La veuve, l’orphelin et la net-neutrality
Cogent, opérateur américain de transit pour des sites importants tels que Megaupload, a récemment porté plainte contre Orange devant l’Autorité de la concurrence française, pour « abus de position dominante ».
Dans une interview consacrée aux Échos, Vincent Tessier, directeur marketing de Cogent France, justifie le choix de la société. S’il ne mâche pas ses mots envers Orange, qui « dégrade volontairement l’accès à Internet » selon lui, il n’hésite pas non plus à qualifier Cogent de « garant de la neutralité du net »…
Extraits choisis :
Pouvez-vous nous apporter des précisions sur l’activité de Cogent ?

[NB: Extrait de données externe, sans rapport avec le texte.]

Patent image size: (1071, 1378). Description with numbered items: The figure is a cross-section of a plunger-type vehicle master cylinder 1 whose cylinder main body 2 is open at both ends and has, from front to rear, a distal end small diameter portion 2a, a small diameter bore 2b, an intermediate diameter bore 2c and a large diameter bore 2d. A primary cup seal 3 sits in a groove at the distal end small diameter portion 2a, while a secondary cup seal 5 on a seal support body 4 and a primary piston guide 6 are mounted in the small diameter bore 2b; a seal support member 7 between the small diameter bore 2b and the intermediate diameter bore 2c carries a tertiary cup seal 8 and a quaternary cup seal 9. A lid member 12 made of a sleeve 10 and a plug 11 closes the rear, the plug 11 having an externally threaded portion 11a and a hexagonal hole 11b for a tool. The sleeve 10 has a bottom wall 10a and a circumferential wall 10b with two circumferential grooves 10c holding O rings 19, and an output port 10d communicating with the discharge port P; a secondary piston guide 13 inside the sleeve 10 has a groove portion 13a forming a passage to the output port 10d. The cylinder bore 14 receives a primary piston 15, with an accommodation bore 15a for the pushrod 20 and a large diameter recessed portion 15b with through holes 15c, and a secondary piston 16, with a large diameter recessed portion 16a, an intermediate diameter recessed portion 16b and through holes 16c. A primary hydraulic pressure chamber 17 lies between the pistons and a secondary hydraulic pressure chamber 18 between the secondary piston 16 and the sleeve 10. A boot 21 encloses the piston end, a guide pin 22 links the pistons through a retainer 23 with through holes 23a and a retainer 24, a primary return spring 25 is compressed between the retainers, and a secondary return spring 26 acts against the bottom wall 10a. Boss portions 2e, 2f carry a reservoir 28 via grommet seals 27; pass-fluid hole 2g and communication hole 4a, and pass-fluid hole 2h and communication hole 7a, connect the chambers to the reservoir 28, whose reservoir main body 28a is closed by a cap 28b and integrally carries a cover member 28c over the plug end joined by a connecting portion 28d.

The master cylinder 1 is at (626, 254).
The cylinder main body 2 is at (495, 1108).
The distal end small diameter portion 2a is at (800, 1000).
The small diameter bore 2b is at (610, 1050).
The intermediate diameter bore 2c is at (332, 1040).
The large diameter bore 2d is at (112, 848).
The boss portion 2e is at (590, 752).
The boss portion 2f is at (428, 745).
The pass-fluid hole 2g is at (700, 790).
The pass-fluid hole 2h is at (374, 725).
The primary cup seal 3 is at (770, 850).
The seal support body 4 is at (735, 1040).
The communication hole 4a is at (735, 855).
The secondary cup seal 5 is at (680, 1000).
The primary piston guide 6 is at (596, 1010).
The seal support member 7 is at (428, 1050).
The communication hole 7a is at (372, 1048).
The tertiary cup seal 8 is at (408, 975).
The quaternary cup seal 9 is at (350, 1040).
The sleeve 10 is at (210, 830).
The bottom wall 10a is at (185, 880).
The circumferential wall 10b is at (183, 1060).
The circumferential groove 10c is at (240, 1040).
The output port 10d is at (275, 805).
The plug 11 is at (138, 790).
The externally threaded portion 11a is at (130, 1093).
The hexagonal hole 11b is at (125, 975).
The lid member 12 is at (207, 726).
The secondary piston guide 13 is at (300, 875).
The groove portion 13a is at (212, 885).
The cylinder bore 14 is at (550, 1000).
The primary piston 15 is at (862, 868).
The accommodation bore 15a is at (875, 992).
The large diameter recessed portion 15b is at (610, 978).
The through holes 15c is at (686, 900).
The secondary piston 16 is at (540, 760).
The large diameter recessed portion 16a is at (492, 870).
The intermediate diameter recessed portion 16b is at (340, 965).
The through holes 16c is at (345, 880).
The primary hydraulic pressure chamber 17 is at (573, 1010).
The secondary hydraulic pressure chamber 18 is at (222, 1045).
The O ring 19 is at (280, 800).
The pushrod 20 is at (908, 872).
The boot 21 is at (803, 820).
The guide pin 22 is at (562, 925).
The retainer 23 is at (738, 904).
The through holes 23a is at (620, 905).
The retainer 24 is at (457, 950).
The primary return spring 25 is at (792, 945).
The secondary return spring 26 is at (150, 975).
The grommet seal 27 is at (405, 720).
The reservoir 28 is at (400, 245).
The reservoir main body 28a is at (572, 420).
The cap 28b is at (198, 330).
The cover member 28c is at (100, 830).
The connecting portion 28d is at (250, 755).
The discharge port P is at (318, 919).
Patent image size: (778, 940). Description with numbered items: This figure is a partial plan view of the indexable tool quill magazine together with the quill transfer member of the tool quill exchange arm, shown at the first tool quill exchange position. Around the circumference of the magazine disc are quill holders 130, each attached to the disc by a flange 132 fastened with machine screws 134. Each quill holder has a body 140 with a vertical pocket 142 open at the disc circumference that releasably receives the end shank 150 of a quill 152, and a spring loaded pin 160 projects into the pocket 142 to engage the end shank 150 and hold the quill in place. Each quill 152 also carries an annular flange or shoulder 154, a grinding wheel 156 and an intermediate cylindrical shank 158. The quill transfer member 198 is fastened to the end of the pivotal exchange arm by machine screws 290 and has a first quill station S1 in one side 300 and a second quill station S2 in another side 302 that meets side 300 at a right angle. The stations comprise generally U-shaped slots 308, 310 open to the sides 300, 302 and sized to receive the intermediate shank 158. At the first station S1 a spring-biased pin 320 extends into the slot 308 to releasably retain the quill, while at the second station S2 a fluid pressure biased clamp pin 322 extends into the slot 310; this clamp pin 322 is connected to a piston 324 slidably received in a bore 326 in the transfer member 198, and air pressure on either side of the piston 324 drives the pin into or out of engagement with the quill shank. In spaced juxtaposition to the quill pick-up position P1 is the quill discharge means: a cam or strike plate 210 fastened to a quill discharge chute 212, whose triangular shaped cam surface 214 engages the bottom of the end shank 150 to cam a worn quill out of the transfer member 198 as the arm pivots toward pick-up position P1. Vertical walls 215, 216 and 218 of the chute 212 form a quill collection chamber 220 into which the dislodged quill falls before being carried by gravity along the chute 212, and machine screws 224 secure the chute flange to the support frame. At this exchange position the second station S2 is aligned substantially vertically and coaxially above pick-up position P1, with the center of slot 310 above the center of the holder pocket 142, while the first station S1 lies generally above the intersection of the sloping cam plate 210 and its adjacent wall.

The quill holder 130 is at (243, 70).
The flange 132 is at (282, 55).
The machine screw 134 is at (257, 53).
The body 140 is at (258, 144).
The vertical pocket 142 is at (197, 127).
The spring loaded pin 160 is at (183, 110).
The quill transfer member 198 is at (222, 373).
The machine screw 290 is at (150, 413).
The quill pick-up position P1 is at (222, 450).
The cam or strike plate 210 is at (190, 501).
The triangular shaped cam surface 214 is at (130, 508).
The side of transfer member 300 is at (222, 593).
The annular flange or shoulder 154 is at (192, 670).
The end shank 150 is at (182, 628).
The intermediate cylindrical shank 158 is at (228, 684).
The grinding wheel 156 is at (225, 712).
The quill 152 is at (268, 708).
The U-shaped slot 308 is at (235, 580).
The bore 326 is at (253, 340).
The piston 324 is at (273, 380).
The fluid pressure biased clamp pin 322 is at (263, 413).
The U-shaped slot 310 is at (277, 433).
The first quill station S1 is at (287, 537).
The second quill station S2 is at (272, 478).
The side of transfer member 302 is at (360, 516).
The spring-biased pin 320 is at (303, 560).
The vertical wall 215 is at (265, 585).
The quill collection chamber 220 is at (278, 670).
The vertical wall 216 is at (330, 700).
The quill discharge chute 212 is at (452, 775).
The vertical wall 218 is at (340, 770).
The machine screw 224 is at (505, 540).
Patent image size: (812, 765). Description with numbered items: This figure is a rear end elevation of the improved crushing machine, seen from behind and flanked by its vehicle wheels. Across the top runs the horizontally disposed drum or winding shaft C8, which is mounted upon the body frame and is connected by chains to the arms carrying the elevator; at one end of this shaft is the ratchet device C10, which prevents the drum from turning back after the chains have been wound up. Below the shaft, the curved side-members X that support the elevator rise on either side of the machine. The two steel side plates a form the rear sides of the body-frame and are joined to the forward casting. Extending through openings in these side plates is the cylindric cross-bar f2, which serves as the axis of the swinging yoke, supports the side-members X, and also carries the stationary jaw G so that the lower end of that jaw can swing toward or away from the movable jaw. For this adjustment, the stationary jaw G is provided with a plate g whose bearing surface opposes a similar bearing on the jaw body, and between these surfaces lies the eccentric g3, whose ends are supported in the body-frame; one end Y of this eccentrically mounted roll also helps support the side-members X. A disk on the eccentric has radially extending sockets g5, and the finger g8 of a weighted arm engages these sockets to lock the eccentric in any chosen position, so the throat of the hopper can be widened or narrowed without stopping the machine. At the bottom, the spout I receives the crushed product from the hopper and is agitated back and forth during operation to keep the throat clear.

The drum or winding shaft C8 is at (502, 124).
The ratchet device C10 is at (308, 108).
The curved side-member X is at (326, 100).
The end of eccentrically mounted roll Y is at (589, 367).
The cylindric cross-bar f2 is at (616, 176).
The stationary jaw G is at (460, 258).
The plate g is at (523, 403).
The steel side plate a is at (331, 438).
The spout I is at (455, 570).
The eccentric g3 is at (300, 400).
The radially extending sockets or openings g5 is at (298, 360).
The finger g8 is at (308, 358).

Cogent est un opérateur télécom international. Nous avons un réseau en fibre optique avec des routeurs qui orientent le trafic au bon endroit, sans regarder son contenu. Nous vendons de la bande-passante, nous connectons nos clients à Internet. Nos clients sont à la fois des fournisseur d’accès à Internet (FAI) et des fournisseurs de contenu. Le marché du transit est essentiel au bon fonctionnement d’Internet car il garantit la neutralité des flux. En tant que transiteur, Cogent est garant de la neutralité du net.
Pourquoi Cogent juge-t-il qu’il y a une distorsion de concurrence ?
Orange ne fait pas les investissements nécessaires pour avoir une capacité suffisante d’interconnexion. Il dégrade ainsi volontairement l’accès à Internet. Orange a une particularité, c’est un fournisseur d’accès à Internet qui a sa propre filiale d’opérateur de transit : OpenTransit. En général, les FAI font appels à plusieurs opérateurs de transit, qu’ils payent, pour se connecter aux autres réseaux mondiaux et écouler leur trafic. Or, OpenTransit est l’opérateur de transit exclusif d’Orange. Ce n’est pas un opérateur de transit normal, compétitif. D’ailleurs, il n’opère pas sur d’autres marchés ailleurs dans le monde comme les autres acteurs du secteur. La plupart de ses clients sont des filiales de France Télécom. Sa seule raison d’être est de donner accès aux utilisateurs Orange et éventuellement de monnayer cet accès. Orange nous dit : « si vous voulez accéder à mes clients, il va falloir payer » (…)
Avez-vous rencontré ce type de situation avec d’autres opérateurs dans le monde ?
Globalement, ce sont les opérateurs historiques européens qui ont le plus tendance à vouloir protéger leur base de client. Orange, avec 45% de part de marché en France, a assez de part de marché pour s’imposer. C’est la société qui nous pose le plus de problème. Cette plainte n’est pas opportuniste, elle touche la question de la neutralité du net.